Un homme de 24 ans soupçonné d’être l’auteur de l’attentat au colis piégé qui a fait treize blessés légers vendredi à Lyon a été interpellé lundi dans cette même ville du centre-est de la France. Il a été placé en garde à vue. De de ses proches ont aussi été arrêtés.

Le premier suspect a été interpellé sur la voie publique dans le cadre d’une filature à partir de son domicile, où les enquêteurs redoutaient la présence d’explosifs. Selon M. Collomb, il a été arrêté dans le calme à la descente d’un bus, levant les bras à l’approche des policiers.

L’étudiant d’une école d’informatique, d’origine algérienne, est inconnu des services de police, a précisé le maire de Lyon Gérard Collomb.

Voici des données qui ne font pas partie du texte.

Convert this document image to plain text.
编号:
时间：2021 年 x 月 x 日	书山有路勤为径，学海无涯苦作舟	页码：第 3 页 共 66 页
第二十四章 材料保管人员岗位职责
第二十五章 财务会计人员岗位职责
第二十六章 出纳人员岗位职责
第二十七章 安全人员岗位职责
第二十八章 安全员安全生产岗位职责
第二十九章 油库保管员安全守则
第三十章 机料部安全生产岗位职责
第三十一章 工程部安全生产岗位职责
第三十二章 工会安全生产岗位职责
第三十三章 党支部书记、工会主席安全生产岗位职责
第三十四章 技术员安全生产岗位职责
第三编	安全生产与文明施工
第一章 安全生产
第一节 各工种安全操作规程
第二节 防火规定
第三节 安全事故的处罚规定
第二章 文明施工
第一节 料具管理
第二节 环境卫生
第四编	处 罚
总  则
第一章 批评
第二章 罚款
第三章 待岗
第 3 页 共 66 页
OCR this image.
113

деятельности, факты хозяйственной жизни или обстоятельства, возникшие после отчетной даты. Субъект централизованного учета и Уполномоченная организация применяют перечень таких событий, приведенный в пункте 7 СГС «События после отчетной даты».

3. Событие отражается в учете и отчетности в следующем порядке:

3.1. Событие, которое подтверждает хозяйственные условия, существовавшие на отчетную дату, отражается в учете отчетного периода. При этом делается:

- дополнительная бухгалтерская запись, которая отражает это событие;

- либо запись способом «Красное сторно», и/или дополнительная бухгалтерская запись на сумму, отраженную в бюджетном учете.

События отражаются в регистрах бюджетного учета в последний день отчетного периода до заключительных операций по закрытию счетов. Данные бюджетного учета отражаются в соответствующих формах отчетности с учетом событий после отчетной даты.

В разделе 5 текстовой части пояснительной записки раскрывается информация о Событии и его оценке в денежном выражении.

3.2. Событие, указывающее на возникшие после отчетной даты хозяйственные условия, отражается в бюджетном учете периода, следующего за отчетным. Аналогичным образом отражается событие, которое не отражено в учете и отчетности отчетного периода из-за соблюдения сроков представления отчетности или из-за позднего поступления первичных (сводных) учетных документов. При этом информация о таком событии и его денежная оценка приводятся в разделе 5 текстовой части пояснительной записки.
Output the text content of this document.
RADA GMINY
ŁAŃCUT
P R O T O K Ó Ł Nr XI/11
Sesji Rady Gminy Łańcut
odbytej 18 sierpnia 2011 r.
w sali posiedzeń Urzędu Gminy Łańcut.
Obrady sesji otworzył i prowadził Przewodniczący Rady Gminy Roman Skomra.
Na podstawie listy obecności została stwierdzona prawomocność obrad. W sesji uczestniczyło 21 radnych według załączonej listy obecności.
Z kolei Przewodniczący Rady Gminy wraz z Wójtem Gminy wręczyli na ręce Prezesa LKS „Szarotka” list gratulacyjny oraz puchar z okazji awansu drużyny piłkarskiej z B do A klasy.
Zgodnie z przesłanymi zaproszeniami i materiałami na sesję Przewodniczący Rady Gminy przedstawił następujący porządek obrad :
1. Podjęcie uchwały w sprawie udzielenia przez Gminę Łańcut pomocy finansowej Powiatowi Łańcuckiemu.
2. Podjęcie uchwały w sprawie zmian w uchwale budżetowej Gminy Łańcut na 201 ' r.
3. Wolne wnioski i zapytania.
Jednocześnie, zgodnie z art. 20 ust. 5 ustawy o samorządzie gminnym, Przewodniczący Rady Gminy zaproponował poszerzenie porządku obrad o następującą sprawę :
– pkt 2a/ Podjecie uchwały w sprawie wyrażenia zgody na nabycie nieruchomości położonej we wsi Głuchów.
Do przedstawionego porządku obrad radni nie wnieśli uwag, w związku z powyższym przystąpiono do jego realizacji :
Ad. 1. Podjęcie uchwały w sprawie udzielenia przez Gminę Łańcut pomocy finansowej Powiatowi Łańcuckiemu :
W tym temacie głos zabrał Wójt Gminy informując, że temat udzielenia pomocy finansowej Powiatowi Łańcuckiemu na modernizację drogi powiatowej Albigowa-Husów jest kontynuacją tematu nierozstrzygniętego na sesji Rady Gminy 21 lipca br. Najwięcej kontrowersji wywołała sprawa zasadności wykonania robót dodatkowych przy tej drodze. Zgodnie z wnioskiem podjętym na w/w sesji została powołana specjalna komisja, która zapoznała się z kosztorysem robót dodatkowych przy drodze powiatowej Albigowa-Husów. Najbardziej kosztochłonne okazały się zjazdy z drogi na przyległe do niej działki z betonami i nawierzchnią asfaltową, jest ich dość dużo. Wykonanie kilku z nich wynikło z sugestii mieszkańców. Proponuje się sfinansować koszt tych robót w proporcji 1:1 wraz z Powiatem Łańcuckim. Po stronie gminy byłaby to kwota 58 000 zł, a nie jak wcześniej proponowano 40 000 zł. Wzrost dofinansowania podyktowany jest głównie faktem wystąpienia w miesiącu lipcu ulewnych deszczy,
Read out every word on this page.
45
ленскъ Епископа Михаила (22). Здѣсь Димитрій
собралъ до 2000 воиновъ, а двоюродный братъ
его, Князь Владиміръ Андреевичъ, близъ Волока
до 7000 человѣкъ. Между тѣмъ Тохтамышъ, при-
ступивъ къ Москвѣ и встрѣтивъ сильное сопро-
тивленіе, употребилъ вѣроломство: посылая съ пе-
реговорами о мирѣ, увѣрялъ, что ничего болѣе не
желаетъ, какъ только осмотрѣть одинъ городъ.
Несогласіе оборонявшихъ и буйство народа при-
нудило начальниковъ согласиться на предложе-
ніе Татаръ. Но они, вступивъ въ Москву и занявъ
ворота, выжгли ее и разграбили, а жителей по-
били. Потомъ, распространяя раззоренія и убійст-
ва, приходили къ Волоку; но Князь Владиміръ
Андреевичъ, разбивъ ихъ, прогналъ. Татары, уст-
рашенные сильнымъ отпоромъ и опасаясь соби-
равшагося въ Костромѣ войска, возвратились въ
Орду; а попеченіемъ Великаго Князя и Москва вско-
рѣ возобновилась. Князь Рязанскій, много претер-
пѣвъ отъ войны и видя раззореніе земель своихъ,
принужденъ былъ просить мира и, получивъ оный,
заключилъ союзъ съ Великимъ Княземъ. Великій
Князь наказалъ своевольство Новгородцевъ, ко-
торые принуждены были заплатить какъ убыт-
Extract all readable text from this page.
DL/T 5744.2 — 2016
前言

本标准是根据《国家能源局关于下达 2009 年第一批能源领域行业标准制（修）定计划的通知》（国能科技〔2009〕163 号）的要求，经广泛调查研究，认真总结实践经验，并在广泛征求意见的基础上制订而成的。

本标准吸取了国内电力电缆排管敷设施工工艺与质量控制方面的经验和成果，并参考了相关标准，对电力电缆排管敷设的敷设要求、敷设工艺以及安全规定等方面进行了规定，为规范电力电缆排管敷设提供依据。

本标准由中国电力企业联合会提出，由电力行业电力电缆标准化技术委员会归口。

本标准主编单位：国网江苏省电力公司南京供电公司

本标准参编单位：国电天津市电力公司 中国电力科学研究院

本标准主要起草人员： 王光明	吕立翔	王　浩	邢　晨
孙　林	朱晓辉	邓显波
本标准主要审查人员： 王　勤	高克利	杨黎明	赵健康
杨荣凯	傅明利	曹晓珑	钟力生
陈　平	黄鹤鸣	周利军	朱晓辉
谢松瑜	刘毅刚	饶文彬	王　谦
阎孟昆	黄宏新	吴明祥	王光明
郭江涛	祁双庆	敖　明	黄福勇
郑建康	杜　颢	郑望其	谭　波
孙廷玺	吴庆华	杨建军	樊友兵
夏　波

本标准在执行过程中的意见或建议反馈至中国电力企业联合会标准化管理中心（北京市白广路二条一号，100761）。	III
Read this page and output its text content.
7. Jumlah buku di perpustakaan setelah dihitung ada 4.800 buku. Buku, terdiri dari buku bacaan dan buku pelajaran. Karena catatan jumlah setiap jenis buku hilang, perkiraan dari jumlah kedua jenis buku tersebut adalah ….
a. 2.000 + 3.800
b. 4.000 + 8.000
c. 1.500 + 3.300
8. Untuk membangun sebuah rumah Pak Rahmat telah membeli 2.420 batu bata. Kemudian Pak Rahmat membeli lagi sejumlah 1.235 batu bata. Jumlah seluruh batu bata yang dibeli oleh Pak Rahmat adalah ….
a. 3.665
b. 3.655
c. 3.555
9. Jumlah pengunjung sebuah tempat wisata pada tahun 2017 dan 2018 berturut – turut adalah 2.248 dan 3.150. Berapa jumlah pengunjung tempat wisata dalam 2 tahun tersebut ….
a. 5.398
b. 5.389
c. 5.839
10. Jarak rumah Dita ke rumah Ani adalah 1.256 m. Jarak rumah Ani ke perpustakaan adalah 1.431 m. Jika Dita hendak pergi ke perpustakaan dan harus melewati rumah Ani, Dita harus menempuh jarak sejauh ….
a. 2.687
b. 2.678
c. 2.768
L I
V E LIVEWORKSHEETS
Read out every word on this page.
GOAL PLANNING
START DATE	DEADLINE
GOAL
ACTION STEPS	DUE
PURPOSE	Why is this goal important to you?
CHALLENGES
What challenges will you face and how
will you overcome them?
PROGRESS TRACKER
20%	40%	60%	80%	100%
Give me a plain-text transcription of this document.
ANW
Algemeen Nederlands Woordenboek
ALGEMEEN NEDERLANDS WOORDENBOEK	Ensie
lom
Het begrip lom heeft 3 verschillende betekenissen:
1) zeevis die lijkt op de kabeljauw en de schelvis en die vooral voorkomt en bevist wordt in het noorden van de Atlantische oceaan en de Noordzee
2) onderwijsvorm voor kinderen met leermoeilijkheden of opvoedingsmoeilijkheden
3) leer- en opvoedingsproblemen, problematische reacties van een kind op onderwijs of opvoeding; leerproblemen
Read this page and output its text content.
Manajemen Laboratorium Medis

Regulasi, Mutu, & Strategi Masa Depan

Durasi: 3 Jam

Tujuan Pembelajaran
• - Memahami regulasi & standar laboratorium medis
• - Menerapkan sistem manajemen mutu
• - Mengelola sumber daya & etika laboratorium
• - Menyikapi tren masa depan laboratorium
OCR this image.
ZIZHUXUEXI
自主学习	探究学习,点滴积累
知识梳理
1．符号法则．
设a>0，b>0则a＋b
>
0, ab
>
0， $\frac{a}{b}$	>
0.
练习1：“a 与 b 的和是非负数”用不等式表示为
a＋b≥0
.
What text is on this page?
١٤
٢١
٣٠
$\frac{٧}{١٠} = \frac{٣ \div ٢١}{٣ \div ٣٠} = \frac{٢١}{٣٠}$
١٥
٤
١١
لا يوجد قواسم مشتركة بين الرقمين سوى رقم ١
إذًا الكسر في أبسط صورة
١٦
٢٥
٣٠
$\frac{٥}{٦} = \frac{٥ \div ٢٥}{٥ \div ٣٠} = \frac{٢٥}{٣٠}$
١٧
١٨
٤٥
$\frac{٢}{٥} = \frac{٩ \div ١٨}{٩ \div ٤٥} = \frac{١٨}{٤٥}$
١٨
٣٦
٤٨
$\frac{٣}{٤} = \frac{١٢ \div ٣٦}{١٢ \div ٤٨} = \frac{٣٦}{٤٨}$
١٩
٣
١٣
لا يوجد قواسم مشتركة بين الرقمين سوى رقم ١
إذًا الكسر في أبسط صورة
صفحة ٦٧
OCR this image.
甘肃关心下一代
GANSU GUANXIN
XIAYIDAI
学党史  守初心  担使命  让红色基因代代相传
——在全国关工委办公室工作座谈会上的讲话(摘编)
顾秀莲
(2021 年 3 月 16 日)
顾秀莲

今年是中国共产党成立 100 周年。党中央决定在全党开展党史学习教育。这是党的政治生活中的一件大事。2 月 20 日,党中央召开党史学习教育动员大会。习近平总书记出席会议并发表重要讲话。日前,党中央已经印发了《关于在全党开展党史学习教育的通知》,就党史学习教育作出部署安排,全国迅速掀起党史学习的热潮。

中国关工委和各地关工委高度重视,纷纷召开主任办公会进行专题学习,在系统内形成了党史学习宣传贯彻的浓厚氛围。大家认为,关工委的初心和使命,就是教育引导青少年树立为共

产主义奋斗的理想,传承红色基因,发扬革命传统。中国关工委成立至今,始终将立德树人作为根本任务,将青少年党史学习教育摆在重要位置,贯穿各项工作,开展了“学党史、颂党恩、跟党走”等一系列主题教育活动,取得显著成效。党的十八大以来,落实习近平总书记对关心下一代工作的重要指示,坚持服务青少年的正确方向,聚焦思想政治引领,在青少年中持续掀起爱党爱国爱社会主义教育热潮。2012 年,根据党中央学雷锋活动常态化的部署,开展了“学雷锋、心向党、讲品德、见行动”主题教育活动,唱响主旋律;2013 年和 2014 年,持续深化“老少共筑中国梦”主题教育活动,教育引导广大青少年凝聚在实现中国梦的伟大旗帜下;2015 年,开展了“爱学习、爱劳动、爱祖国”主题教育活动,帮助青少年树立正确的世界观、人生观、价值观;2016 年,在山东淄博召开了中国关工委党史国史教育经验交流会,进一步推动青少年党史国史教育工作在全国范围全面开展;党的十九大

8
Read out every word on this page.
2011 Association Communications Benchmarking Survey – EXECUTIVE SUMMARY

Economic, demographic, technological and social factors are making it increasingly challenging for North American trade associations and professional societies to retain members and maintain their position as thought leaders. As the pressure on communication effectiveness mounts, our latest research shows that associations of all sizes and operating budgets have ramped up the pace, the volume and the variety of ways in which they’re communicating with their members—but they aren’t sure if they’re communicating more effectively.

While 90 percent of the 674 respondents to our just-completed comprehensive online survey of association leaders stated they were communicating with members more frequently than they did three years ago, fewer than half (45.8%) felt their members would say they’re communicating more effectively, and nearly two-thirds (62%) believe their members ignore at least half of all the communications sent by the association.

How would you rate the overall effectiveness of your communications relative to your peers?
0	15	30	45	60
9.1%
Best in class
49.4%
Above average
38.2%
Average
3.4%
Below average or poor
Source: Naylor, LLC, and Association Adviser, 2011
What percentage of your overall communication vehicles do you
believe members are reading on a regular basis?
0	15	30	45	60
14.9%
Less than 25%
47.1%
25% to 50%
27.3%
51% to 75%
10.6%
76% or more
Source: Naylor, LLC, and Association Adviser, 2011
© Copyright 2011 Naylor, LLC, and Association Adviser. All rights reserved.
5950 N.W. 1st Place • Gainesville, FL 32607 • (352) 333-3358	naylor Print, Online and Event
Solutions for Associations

Il est considéré comme l’auteur présumé des faits par le parquet de Paris, chargé de l’enquête ouverte pour des faits de terrorisme.

Sa mère et un lycéen majeur également de nationalité algérienne, présenté comme un « membre de son entourage familial », ont également été placés en garde à vue, a déclaré le parquet de Paris. Sa soeur est aussi interrogée par la police, mais dans le cadre d’une audition libre, a ajouté la même source.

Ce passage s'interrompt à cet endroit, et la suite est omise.